Early life and family
[edit]![](http://up.wiki.x.io/wikipedia/commons/thumb/8/8c/Edmontosaurusmummy.jpg/220px-Edmontosaurusmummy.jpg)
Levi Sternberg was born in 1894 at a farm near Lawrence, Kansas to Charles H. Sternberg and Anna Reynolds, the youngest of the three brothers to survive into adulthood. In 1902 the family moved off the farm into the town, visiting the fossil sites of the Niobrara Chalk in 1906 when Levi Sternberg was 11. Charles H. Sternberg felt that his sons were sufficiently ready to join him in his fossil collecting profession full time by 1908, when George was 23, Charles M. was 23, and Levi was 14. As a family the Sternbergs went to Wyoming, with Levi working as an excavator and helping to lift the heavy bones. This expedition took three field seasons to complete, with Sternbergs returning to Lawrence each winter. In August 1908, Levi and George discovered the skull of a Triceratops along Schneider Creek, and later a skeleton of Edmontosaurus including skin, which would become known as a mummified dinosaur. Returning from the expedition, Levi Sternberg completed high school at Lawrence High School.[1]
Levi then returned to expeditions with Charles H. and Charles M., returning to Wyoming and contributing many discoveries, including hundreds of skulls of Oreodon in 1911. In 1912, Levi joined the other Sternbergs on an expedition to the Red Deer River of Alberta under the Geological Survey of Canada, where they worked parallel to American paleontologist Barnum Brown of the American Museum of Natural History, before shipping all their collections to Ottawa, where their families also moved. Levi established a more permanent camp near Steveville, Alberta than the river barge the Sternbergs had been working from, which became the area known as Dinosaur Provincial Park. Charles H. and Levi Sternberg then left the Geological Survey in 1916, returning independently for two more seasons to the park, discovering specimens of Albertosaurus, Corythosaurus, and Panoplosaurus. Charles H. Sternberg then retired in 1918 and left Canada.[1]

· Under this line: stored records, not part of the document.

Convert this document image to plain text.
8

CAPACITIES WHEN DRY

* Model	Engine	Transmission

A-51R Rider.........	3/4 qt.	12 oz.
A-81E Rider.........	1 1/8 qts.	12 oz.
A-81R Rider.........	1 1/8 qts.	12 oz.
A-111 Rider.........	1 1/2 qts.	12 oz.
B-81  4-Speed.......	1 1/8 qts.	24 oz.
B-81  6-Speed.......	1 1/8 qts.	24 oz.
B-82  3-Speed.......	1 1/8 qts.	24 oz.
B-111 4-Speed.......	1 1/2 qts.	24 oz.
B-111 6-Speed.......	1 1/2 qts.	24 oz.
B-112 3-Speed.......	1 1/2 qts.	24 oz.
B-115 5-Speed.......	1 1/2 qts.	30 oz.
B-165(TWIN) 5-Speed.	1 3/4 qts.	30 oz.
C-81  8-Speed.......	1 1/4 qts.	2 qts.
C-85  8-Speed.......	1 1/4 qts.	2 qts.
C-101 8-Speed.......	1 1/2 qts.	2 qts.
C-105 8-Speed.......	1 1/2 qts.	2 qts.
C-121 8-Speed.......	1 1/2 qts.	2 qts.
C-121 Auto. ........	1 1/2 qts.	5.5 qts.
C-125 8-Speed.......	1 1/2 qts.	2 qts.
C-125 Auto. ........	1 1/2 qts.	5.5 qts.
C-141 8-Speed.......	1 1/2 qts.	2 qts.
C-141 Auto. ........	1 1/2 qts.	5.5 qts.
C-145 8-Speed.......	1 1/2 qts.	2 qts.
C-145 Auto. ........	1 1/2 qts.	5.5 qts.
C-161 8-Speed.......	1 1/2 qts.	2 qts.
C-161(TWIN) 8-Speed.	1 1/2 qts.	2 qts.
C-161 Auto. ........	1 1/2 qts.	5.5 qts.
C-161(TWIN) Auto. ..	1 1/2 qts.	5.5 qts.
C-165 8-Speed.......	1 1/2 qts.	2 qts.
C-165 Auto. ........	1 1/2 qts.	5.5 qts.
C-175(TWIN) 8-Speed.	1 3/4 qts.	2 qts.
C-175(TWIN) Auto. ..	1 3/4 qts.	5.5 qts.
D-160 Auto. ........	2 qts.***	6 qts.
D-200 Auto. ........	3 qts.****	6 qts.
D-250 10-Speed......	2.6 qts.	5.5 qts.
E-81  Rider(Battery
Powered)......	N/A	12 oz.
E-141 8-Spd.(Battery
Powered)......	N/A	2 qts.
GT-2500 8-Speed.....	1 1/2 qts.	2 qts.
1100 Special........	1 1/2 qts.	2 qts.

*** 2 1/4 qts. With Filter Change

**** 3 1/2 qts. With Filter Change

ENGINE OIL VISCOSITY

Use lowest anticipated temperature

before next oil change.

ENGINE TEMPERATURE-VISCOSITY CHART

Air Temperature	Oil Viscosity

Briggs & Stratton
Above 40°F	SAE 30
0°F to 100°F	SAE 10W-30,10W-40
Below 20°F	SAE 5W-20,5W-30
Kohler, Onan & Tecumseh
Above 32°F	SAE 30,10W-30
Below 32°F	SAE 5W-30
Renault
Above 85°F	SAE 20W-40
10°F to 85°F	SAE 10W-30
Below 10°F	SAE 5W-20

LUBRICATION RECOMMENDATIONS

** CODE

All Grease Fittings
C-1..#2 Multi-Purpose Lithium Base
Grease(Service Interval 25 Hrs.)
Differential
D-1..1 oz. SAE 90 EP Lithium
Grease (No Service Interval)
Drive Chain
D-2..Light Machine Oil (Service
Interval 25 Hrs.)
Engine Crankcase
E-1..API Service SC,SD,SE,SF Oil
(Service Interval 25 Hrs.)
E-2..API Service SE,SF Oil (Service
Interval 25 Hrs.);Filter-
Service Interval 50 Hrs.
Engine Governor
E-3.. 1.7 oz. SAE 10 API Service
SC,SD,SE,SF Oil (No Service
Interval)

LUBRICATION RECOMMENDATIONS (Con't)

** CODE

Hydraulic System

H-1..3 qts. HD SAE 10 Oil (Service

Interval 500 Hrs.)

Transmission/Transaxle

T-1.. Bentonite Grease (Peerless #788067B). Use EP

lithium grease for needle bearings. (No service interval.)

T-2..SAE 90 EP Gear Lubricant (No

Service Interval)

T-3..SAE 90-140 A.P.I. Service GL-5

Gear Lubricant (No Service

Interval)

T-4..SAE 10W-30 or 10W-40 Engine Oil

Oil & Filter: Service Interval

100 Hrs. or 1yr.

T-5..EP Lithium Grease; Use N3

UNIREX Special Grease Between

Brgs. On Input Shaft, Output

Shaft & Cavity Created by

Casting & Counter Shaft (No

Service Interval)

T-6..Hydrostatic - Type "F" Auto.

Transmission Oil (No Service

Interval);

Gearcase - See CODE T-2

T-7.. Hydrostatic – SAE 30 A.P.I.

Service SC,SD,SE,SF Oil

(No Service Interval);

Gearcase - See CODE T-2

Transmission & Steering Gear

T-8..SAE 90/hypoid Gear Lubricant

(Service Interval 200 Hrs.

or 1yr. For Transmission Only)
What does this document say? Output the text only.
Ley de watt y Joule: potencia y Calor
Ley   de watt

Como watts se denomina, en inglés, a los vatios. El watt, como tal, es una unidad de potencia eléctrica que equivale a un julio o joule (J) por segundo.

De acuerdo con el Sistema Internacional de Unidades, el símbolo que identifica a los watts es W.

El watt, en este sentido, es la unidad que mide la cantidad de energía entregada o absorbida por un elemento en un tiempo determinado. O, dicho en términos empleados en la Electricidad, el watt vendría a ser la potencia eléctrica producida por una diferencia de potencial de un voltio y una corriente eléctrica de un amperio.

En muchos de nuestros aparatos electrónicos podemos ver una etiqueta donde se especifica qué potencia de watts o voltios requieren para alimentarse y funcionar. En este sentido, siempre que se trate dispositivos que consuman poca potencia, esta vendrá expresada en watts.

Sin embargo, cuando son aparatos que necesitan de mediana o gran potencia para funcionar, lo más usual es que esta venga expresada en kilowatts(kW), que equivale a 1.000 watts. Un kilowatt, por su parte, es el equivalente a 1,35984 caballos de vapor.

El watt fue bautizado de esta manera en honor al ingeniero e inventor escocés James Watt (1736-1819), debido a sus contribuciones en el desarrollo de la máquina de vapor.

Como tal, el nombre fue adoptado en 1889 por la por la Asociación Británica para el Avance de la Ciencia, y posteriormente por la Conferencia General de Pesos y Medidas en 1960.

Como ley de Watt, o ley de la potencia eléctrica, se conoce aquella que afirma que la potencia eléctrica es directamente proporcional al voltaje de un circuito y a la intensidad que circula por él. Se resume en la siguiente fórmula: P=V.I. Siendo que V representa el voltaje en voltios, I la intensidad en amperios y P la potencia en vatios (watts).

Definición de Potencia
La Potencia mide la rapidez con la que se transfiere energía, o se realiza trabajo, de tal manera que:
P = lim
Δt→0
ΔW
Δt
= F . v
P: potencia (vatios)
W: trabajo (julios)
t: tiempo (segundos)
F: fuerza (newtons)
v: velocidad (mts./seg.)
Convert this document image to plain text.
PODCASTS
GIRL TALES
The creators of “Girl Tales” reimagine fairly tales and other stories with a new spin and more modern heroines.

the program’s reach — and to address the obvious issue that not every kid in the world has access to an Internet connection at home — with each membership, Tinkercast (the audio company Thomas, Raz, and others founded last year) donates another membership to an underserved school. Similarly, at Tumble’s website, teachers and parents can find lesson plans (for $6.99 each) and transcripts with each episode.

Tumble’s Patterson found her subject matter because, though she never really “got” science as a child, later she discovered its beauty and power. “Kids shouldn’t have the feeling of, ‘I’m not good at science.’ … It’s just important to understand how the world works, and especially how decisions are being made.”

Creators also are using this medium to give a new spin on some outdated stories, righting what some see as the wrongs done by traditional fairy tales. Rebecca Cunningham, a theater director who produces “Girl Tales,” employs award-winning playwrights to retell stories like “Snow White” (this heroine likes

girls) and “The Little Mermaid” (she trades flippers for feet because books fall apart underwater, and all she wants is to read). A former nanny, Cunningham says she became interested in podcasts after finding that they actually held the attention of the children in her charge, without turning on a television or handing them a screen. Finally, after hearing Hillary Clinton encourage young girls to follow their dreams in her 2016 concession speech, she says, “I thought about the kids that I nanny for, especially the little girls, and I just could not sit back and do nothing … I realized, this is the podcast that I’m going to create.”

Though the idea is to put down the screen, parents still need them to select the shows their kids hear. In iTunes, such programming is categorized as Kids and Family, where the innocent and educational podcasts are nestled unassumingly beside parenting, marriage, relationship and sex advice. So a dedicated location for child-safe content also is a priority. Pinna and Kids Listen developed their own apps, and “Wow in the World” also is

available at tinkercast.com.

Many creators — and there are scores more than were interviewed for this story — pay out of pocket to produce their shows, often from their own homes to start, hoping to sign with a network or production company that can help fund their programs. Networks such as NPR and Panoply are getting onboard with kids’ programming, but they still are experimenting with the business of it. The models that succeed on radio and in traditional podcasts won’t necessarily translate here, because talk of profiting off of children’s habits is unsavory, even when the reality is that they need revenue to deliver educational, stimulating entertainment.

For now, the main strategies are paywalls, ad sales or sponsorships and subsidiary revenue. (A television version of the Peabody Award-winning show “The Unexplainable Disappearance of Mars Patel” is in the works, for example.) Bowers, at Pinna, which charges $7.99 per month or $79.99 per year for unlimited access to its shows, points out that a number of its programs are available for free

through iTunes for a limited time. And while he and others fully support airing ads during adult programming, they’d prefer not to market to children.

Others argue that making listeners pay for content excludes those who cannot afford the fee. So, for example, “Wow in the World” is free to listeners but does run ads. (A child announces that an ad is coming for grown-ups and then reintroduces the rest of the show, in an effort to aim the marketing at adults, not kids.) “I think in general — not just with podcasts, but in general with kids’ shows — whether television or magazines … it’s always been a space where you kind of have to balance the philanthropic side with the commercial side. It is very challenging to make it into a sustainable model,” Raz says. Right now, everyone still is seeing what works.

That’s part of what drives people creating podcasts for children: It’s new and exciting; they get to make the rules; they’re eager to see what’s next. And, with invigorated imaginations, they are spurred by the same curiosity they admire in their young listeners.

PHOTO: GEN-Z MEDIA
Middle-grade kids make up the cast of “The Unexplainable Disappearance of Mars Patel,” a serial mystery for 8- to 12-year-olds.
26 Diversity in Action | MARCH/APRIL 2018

Professional work and later life
[edit]After the retirement of his father, Levi Sternberg attained his greatest stature as a fossil collector. Sternberg and his wife Anne Lindblad established a home in Toronto, and was brought into the University of Toronto in late 1919 as head collector and preparator for the Royal Ontario Museum under Canadian paleontologist William A. Parks. In 1902, Sternberg brought his brother-in-law Gustav Lindblad to the museum, and led an expedition to Little Sandhill Creek along the Red Deer River where they successfully discovered the only specimen of Parasaurolophus. In 1925 he led an expedition to Pleistocene deposits in Saskatchewan, before continuing on to Steveville where he discovered specimens of Lambeosaurus, Struthiomimus and Chasmosaurus. From 1927 onwards, Sternberg and his staff also exchanged fossil discoveries with other North American institutions including the Los Angeles County Museum of Natural History. In 1935 he rediscovered a specimen of Styracosaurus that he had excavated in 1913 and 1914, reuniting the skeleton with the skull at the Canadian Museum of Nature. Sternberg continued to work for the Royal Ontario Museum until his retirement in 1962 with the position of associate curator. He had led 21 expeditions mostly in western Canada and the US, considered a meticulous collector. He died in Toronto on 21 October 1976, a few months after his wife. They had no children.[1]
References
[edit]- ^ a b c Rogers, K.L. (1991). The Sternberg Fossil Hunters: a dinosaur dynasty. Mountain Press Publishing Company. p. 288. ISBN 0-87842-300-1.